Third-party defendant(s):

Claim number(s):
Motion number(s):
Cross-motion number(s):

James J. Lack
Claimant’s attorney:
Elovich & AdellBy: Glenn L. Sabele, Esq.
Defendant’s attorney:
Eliot Spitzer, New York State Attorney GeneralBy: Gail P. Pierce-Siponen, Assistant Attorney General
Third-party defendant’s attorney:

Signature date:
March 16, 2006

Official citation:

Appellate results:

See also (multicaptioned case)


This claim arises from the injuries to Cornelius Lynch, Jr. (hereinafter "claimant") due to the alleged negligence of the State of New York (hereinafter “State”). The claim is based upon the State’s failure to protect claimant in that the State negligently secured an accident site. The claim of Helen Lynch is derivative in nature. The trial of this claim was bifurcated. The Court’s Decision, which granted defendant’s trial motion to dismiss, was filed on October 13, 2005. Judgment was entered on October 20, 2005. Claimants appealed the Judgment on or about November 1, 2005.

Claimants now move this Court for a motion to reargue and renew pursuant to CPLR 2221[1].

In opposition to the motion, defendant argues that CPLR 2221 is not appropriate, as it applies only to prior motions.

Defendant’s procedural argument is correct. CPLR 2221 seeks leave to renew or reargue a decision of a prior motion. It is not applicable to decisions/verdicts of a trial. The appropriate remedy would have been for claimants to make their motion pursuant to CPLR 4404(b) which states:
After a trial not triable of right by a jury, upon the motion of any party or on its own initiative, the court may set aside its decision or any judgment entered thereon. It may make new findings of fact or conclusions of law, with or without taking additional testimony, render a new decision and direct entry of judgment, or it may order a new trial of a cause of action or separable issue.

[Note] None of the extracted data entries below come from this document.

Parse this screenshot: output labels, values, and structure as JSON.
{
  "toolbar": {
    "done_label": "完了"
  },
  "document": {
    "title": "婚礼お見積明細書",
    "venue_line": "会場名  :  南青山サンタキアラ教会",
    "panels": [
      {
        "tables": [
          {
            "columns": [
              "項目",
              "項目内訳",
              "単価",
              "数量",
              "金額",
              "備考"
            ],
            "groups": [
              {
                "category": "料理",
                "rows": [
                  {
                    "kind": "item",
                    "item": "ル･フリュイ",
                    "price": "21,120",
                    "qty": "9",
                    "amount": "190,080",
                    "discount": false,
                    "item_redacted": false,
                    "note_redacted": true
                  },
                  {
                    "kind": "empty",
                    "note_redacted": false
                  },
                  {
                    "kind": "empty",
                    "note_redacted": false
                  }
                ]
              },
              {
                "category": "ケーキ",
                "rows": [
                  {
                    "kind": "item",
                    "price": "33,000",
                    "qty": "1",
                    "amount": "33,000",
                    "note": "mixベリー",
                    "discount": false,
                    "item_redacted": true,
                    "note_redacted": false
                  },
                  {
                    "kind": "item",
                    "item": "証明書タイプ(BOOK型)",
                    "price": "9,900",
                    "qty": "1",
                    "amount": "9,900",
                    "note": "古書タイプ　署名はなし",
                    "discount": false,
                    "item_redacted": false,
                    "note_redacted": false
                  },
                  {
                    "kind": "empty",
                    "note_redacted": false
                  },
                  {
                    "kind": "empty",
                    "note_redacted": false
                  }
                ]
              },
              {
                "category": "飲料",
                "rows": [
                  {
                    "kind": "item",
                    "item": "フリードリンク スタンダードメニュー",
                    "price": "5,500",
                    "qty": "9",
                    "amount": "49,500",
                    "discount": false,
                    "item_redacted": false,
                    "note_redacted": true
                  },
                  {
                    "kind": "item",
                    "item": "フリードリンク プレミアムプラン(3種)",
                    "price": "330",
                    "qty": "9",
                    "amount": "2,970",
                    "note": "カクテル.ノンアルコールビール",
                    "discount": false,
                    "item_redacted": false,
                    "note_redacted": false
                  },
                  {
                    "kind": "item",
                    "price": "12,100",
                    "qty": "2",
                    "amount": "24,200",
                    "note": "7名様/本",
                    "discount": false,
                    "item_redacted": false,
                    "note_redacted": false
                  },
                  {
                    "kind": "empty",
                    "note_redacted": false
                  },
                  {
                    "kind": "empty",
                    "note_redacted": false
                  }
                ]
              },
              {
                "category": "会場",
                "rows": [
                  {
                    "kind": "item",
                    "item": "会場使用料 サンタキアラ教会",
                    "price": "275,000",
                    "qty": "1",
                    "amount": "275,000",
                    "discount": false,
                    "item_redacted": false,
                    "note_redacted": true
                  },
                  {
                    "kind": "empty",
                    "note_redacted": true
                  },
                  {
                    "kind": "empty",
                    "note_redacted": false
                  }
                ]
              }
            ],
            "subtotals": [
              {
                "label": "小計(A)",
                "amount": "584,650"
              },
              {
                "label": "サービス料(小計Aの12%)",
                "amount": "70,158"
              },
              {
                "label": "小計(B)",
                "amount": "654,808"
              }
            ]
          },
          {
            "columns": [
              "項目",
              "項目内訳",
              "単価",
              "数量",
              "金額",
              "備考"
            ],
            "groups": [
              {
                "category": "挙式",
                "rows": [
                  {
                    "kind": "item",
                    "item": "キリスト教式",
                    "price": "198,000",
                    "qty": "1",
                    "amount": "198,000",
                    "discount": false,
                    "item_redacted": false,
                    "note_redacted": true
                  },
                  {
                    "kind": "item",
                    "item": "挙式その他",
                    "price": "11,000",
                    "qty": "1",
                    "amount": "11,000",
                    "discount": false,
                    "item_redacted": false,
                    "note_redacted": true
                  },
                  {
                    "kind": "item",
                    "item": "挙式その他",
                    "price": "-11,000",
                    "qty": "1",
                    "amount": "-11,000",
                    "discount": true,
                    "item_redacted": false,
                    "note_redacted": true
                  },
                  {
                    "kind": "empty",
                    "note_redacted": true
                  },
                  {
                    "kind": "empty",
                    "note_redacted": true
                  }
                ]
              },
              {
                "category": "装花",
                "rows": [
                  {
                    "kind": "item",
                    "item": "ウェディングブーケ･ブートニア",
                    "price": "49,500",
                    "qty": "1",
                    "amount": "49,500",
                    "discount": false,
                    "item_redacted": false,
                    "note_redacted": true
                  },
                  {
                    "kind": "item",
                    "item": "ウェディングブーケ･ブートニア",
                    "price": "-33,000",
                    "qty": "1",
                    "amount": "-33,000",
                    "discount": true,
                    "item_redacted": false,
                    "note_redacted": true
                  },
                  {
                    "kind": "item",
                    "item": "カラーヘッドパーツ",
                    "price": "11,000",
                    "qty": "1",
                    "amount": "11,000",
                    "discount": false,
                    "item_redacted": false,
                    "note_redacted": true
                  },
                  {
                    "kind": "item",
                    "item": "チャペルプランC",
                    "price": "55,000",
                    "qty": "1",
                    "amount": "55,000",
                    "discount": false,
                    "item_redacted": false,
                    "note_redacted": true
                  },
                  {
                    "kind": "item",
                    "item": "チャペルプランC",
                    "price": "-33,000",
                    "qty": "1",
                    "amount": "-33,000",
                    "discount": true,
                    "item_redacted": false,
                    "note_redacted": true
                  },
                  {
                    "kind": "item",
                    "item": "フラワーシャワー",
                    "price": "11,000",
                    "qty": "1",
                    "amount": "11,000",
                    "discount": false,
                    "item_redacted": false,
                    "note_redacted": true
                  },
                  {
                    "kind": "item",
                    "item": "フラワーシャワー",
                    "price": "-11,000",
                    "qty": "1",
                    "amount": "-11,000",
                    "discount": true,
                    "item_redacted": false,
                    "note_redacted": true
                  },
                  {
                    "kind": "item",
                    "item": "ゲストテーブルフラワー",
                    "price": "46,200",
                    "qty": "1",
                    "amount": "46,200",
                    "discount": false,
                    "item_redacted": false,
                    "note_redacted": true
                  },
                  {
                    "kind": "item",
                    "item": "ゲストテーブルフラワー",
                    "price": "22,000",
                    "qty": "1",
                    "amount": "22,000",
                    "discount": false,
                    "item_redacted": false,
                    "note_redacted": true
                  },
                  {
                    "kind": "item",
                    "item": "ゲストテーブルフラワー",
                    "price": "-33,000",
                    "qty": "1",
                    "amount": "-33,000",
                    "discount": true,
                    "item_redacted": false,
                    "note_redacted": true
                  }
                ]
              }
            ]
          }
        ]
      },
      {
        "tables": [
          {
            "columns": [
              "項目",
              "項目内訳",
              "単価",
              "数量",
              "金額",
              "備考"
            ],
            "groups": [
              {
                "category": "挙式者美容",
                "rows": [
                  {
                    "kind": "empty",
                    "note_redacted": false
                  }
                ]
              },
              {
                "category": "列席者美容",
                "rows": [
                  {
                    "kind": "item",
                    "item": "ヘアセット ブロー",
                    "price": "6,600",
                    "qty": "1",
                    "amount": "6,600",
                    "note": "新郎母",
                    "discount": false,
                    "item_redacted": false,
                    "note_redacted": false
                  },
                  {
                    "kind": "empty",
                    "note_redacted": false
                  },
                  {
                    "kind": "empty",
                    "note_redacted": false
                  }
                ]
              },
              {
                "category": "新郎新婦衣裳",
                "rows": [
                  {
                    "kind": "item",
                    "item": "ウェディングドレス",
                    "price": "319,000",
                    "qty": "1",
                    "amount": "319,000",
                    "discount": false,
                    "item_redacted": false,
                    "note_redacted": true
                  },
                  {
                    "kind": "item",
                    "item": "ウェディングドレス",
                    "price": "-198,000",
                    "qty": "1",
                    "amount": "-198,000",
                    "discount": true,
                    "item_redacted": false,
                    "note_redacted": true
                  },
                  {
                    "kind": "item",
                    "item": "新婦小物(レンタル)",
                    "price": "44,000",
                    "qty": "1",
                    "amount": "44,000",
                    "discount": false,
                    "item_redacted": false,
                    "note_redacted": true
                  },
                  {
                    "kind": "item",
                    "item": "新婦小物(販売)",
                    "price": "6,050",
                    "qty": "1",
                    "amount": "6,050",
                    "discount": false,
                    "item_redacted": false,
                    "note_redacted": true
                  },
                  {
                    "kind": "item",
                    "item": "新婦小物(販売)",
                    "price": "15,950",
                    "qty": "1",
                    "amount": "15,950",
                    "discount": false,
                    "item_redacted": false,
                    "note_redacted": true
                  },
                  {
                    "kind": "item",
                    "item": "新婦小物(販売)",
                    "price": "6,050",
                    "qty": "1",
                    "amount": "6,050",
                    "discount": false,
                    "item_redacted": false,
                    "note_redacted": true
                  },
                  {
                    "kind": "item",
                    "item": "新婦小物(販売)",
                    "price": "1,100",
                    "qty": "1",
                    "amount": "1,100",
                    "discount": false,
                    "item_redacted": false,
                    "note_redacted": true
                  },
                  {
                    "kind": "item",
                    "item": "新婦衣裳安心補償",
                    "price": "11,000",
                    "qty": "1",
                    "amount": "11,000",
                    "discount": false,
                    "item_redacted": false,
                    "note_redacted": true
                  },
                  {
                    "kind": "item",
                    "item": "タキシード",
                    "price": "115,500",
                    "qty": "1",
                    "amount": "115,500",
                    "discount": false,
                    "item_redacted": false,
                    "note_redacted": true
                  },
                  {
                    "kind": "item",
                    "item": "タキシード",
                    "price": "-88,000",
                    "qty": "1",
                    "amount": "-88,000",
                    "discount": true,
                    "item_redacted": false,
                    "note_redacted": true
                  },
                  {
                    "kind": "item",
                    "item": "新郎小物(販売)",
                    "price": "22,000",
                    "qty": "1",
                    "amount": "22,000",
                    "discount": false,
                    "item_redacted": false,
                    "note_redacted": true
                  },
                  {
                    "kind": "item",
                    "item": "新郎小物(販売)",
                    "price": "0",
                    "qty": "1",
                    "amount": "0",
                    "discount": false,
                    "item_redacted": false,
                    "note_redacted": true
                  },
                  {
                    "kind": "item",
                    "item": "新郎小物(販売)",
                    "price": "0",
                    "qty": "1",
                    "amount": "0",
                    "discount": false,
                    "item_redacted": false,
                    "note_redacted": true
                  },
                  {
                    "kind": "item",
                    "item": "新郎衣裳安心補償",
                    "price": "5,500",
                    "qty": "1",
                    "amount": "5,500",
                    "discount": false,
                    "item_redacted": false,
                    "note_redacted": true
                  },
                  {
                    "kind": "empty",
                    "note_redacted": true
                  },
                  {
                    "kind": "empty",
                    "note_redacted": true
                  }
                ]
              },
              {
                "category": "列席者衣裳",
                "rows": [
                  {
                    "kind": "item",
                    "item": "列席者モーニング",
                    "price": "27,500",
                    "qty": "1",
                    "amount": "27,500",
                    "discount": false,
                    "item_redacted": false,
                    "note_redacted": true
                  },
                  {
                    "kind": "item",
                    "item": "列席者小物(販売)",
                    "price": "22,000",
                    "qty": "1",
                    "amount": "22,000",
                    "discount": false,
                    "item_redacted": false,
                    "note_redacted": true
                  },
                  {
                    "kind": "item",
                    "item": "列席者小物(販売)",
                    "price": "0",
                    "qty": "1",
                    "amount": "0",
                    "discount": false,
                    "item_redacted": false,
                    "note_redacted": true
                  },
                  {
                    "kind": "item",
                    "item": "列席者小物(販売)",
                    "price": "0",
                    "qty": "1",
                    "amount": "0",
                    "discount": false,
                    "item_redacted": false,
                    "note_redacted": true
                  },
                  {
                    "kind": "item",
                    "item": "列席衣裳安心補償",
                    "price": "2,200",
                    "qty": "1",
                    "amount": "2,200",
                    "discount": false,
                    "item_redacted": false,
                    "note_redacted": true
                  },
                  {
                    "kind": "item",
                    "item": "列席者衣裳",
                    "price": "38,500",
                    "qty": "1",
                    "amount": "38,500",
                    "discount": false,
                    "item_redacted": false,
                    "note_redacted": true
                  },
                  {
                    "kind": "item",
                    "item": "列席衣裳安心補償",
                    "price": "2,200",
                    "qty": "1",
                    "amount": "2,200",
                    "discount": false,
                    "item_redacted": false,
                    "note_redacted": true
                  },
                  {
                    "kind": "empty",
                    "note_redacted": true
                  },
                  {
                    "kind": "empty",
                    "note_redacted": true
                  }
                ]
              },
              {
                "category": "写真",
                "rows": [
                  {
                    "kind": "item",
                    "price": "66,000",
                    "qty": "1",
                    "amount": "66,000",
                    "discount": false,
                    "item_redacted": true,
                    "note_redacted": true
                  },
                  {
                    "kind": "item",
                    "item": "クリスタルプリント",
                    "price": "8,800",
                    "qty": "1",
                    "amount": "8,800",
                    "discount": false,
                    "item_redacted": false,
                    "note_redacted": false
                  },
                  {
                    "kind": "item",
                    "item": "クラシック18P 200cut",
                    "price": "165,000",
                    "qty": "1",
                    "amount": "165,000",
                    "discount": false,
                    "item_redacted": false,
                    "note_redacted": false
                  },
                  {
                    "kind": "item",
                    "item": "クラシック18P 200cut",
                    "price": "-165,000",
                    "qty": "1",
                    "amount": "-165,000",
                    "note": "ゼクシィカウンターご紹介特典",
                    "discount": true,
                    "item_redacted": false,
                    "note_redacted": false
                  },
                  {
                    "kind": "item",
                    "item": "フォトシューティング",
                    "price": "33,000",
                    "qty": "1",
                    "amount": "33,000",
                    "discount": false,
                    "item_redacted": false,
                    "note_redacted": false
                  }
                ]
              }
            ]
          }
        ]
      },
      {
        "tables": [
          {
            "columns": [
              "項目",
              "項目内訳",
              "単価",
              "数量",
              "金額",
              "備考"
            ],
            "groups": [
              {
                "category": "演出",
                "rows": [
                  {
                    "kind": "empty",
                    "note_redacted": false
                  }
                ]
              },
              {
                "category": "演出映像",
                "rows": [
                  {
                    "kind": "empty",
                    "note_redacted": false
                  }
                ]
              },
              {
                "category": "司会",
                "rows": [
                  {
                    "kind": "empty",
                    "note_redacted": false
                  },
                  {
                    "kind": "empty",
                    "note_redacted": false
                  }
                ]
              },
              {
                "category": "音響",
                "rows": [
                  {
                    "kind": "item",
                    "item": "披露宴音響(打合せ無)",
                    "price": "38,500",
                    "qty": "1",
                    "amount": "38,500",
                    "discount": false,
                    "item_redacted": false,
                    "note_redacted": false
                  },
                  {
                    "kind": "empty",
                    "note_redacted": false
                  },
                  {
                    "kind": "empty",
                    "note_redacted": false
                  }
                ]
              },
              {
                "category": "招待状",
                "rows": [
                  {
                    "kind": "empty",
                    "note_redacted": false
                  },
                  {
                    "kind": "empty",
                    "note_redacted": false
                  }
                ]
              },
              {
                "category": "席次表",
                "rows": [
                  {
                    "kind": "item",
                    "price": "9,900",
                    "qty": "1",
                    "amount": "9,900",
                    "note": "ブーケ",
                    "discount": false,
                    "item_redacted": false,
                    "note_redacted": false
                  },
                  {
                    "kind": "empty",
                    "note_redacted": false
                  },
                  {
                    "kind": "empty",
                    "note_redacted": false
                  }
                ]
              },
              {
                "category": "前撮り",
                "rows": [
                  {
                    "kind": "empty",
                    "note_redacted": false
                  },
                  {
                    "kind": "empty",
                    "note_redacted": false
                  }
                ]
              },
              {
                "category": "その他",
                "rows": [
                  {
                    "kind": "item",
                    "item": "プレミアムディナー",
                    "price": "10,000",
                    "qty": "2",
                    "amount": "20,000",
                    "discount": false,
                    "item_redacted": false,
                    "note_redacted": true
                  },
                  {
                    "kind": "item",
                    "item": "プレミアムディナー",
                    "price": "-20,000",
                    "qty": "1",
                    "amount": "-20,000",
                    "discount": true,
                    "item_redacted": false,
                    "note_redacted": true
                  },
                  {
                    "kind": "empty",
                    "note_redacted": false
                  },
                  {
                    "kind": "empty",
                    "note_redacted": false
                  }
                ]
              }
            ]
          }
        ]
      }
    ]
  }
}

Even if the Court were to accept claimants’ motion as one pursuant to CPLR 4404(b), it could not decide the motion. Pursuant to CPLR 4405, any motion pursuant to CPLR 4404 must be made within 15 days of the date of decision, verdict or discharge of a jury. In the instant matter, the decision was filed on October 13, 2005. Claimants’ motion was not filed until November 14, 2005. Further, CPLR 4405 states that a “court shall have no power to grant relief after argument or submission of an appeal from the final judgment.” As previously noted, claimant filed his appeal on or about November 1, 2005.

Based upon the foregoing, claimants’ motion is denied.

March 16, 2006
Hauppauge, New York

Judge of the Court of Claims

[1].The following papers have been read and considered on claimants’ motion: Notice of Motion dated November 10, 2005 and filed November 14, 2005; Affirmation in Support of Glenn L. Sabele, Esq. with annexed Exhibits A-B dated November 10, 2005 and filed November 14, 2005; Affirmation in Opposition of Gail P. Pierce-Siponen, Esq. with annexed Exhibit A dated December 2, 2005 and filed December 6, 2005; Affirmation in Further Support of Glenn L. Sabele, Esq. dated December 17, 2005 and filed December 23, 2005.